The new capital will be used for operating expenses and was completed “in connection with a business combination transaction such as a merger, acquisition or exchange offer.” according to the report.

This suggests that there could have been a merger and that plays in to the rumors that the circuit has been seeking a buyer for some time now.

A new round of financing should help for the balance of the year and they will need it now that they have announced the USGP will go ahead as scheduled.

It’s unclear as to what financial angles are being sought at COTA but keeping the doors open and the lights on are critical as the only FIA grade 1 circuit in America.

Meanwhile, the Mexican GP organizer says they are already approaching a sellout in ticket sales and are looking to expand the seating areas for this year. It makes you wonder what Mexico is doing right and perhaps the US is doing wrong as far as attracting attendance to the venue.

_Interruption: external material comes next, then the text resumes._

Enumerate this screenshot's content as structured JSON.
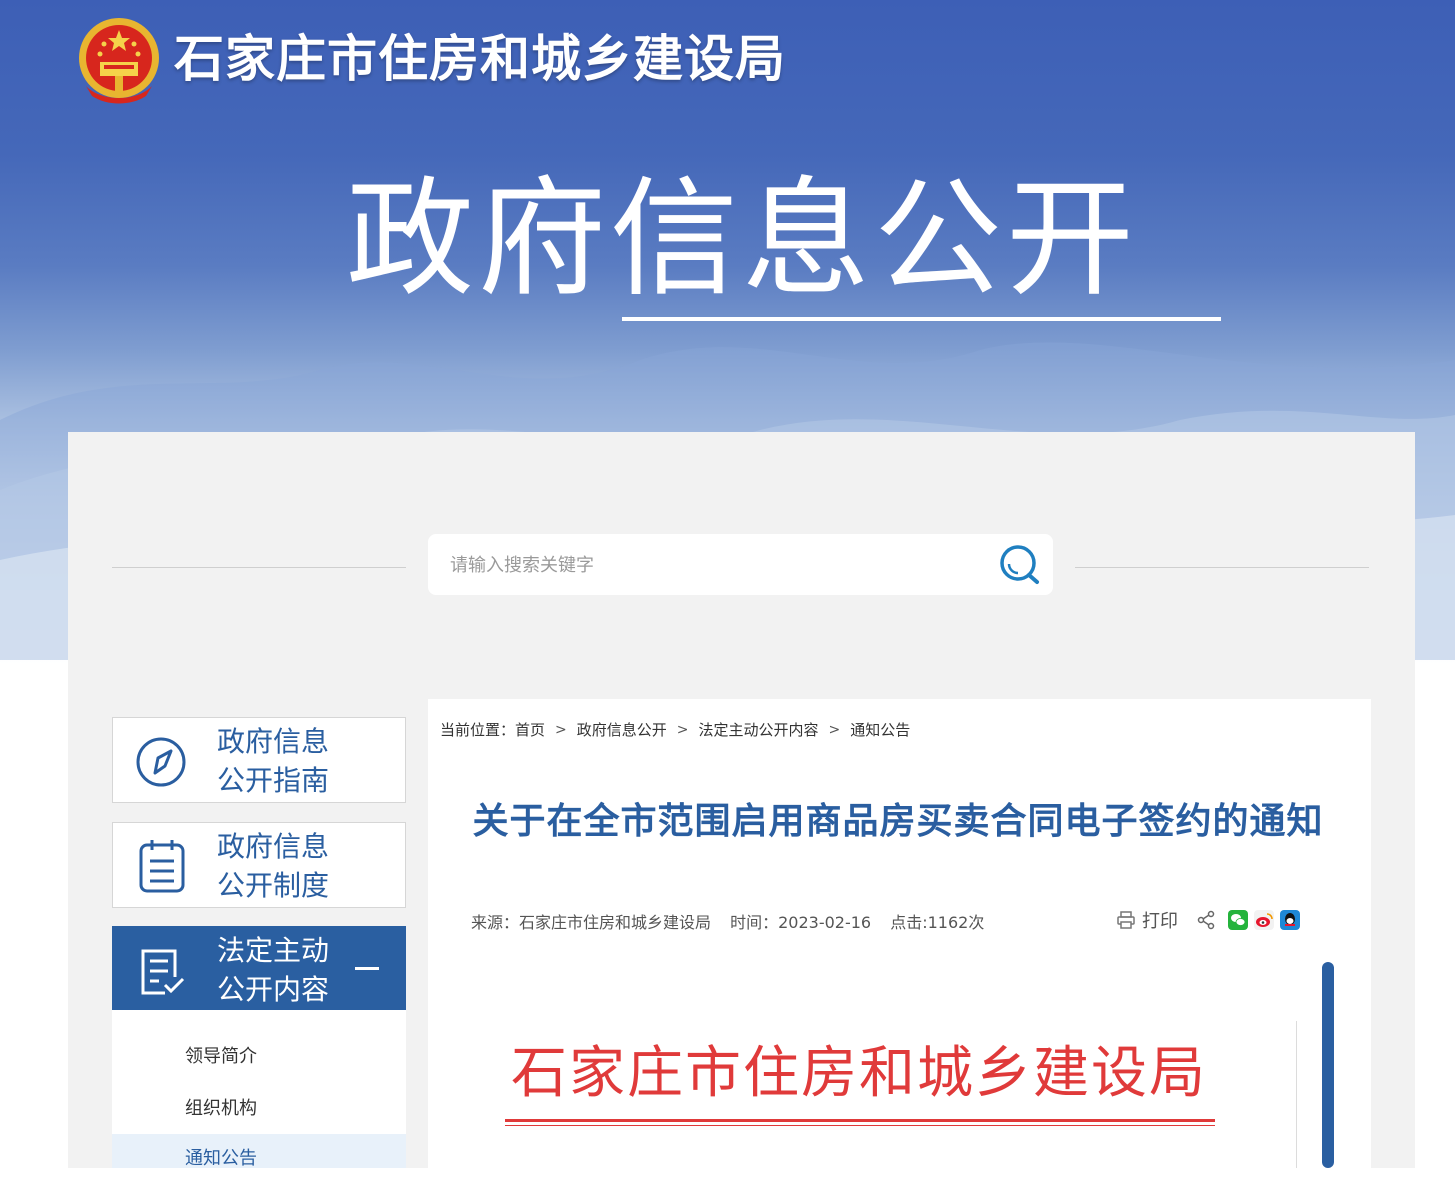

I haven’t seen how successful the circuit Hermanos Rodriguez has been with other racing series during the year but COTA has played host to several events. The last I spoke to the circuit, they said they had a very high number of days already spoken for and in use. That’s the key, selling 365 days of track use to people who want it.

The price for a day at the track isn’t cheap but perhaps the financing can create some affordable and attractive packages to create a demand.